Bheron Rocha, 31 anos, defensor público da comarca de Baturité, reafirma que a realização de concursos não é o único passo: “Dos 59 advogados aprovados no último concurso, eu conheço cinco que desistiram e outros dez que nunca assumiram”. O advogado lembra que a Defensoria é definida, juntamente com o Ministério Público e a Magistatura, como uma função essencial à Justiça: “Essas três funções juntas dão condições da Justiça acontecer. Por que então a Defensoria não possui o mesmo investimento?”, questiona ele.

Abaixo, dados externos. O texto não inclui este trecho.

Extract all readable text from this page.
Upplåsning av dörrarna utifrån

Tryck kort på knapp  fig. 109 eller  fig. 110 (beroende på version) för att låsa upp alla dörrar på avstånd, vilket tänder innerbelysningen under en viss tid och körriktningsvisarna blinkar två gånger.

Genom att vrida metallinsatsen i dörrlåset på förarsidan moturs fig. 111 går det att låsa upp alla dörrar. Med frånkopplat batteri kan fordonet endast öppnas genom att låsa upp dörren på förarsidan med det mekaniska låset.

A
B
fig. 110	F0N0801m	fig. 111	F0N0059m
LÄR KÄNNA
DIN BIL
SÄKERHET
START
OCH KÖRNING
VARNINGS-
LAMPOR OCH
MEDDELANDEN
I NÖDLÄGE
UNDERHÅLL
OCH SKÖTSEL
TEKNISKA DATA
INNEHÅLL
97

O quadro nacional revelado pelo Diagnóstico da Defensoria Pública dispõe de 1,48 defensor para cada grupo de 100 mil habitantes enquanto que, para esse mesmo grupo, há 7,7 juízes e 4,22 membros do Ministério Público. Os Estados gastam, em média, R$ 85,80 por habitante com as instituições do Sistema de Justiça: 71,3% são destinados ao Poder Judiciário; 25,4% ao Ministério Público e 3,3% do total é gasto com a Defensoria Pública, serviço destinado a 70,86% da população total do País.

“Você tem que mensurar a gravidade da existência desse número de comarcas sem defensores. Quando as pessoas ficam doentes, elas sabem que podem recorrer a um hospital. As condições podem não ser as ideais, mas a estrutura existe. Imagine a angústia de uma pessoa que tem um problema jurídico e não tem ninguém que a ajude?”, avalia o advogado Reno Ximenes.

Relação com o IDH

“Os parâmetros utilizados foram importantes porque revelam uma situação em que os Estados de menor IDH são justamente os que têm serviço mais precário de Defensoria”, avalia a presidente da Associação dos Defensores Públicos do Ceará, Francilene Gomes. Segundo a advogada, o mapeamento pode ser uma ferramenta de compartilhamento de experiências.

“Você vê um Estado como o Piauí, um dos mais pobres do Nordeste, conseguindo equiparar salários de juízes, promotores e defensores. Prova que é uma realidade ao nosso alcance”.